If you are planning on working with shadows/lighting, it would be a good idea to try and get an understanding of the different 3D transformation spaces. One of the things that makes shader control flow difficult is that you need to be aware of what space each of your variables are working in at a time in your program.
As an overview:
Local space (Or object Space): Is the space relative to the original model file. This is un-transformed and what the default position is if you attempted to draw something.
World Space: After transformations have been applied, such as rotations/translations. Our object exists in world space. This is the actual coordinate of the object in the game space or 3D room.
View Space (Or Eye Space): In order to have a camera work, we transform everything into view space. This both rotates things and moves things relative to the camera.

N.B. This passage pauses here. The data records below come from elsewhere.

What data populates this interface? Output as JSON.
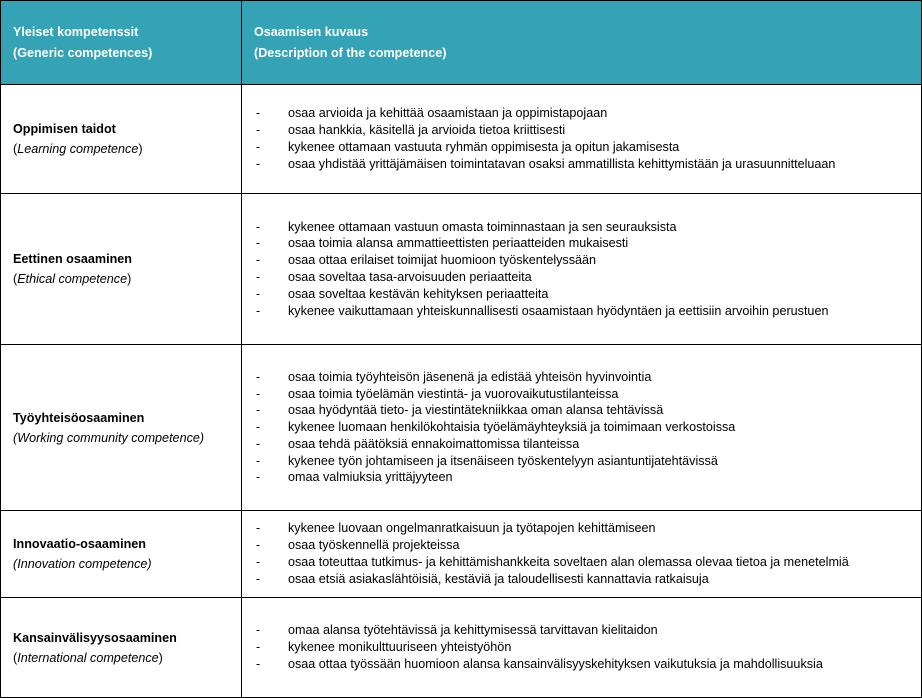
{
  "header": {
    "col1_line1": "Yleiset kompetenssit",
    "col1_line2": "(Generic competences)",
    "col2_line1": "Osaamisen kuvaus",
    "col2_line2": "(Description of the competence)"
  },
  "rows": [
    {
      "title": "Oppimisen taidot",
      "subtitle": "Learning competence",
      "subtitle_italic_only_inner": true,
      "items": [
        "osaa arvioida ja kehittää osaamistaan ja oppimistapojaan",
        "osaa hankkia, käsitellä ja arvioida tietoa kriittisesti",
        "kykenee ottamaan vastuuta ryhmän oppimisesta ja opitun jakamisesta",
        "osaa yhdistää yrittäjämäisen toimintatavan osaksi ammatillista kehittymistään ja urasuunnitteluaan"
      ]
    },
    {
      "title": "Eettinen osaaminen",
      "subtitle": "Ethical competence",
      "items": [
        "kykenee ottamaan vastuun omasta toiminnastaan ja sen seurauksista",
        "osaa toimia alansa ammattieettisten periaatteiden mukaisesti",
        "osaa ottaa erilaiset toimijat huomioon työskentelyssään",
        "osaa soveltaa tasa-arvoisuuden periaatteita",
        "osaa soveltaa kestävän kehityksen periaatteita",
        "kykenee vaikuttamaan yhteiskunnallisesti osaamistaan hyödyntäen ja eettisiin arvoihin perustuen"
      ]
    },
    {
      "title": "Työyhteisöosaaminen",
      "subtitle": "(Working community competence)",
      "items": [
        "osaa toimia työyhteisön jäsenenä ja edistää yhteisön hyvinvointia",
        "osaa toimia työelämän viestintä- ja vuorovaikutustilanteissa",
        "osaa hyödyntää tieto- ja viestintätekniikkaa oman alansa tehtävissä",
        "kykenee luomaan henkilökohtaisia työelämäyhteyksiä ja toimimaan verkostoissa",
        "osaa tehdä päätöksiä ennakoimattomissa tilanteissa",
        "kykenee työn johtamiseen ja itsenäiseen työskentelyyn asiantuntijatehtävissä",
        "omaa valmiuksia yrittäjyyteen"
      ]
    },
    {
      "title": "Innovaatio-osaaminen",
      "subtitle": "(Innovation competence)",
      "items": [
        "kykenee luovaan ongelmanratkaisuun ja työtapojen kehittämiseen",
        "osaa työskennellä projekteissa",
        "osaa toteuttaa tutkimus- ja kehittämishankkeita soveltaen alan olemassa olevaa tietoa ja menetelmiä",
        "osaa etsiä asiakaslähtöisiä, kestäviä ja taloudellisesti kannattavia ratkaisuja"
      ]
    },
    {
      "title": "Kansainvälisyysosaaminen",
      "subtitle": "International competence",
      "items": [
        "omaa alansa työtehtävissä ja kehittymisessä tarvittavan kielitaidon",
        "kykenee monikulttuuriseen yhteistyöhön",
        "osaa ottaa työssään huomioon alansa kansainvälisyyskehityksen vaikutuksia ja mahdollisuuksia"
      ]
    }
  ],
  "bullet": "-",
  "colors": {
    "header_bg": "#33a3b5",
    "header_text": "#ffffff",
    "border": "#000000"
  }
}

In view space, the point (0,0,0) corresponds to the position of the camera, and the z component represents distance from the camera.
Homogeneous Clip space: We now scale things using a view frustum so that further away objects appear visible smaller. The relative scaling corresponds to the size of the viewing planes (both near and far) and these are dependent on the field of view.
Normalised Device Coordinates: Before we can use the position of things on screen, we first scale our coordinate system such that the centre of the screen corresponds to 0,0 with the upper-left corner being (-1,-1)
Screen space: After all of this, we simply scale and bias things back into screen space. Depending on your target system, this can either be a value between 0 and 1 (with 0 being upper left corner, and 1 being bottom right), or between (0,0) and (view_wview, view_hview ).
Hope this answers your question, and aids by giving you a little more insight into the 3D transformation pipeline.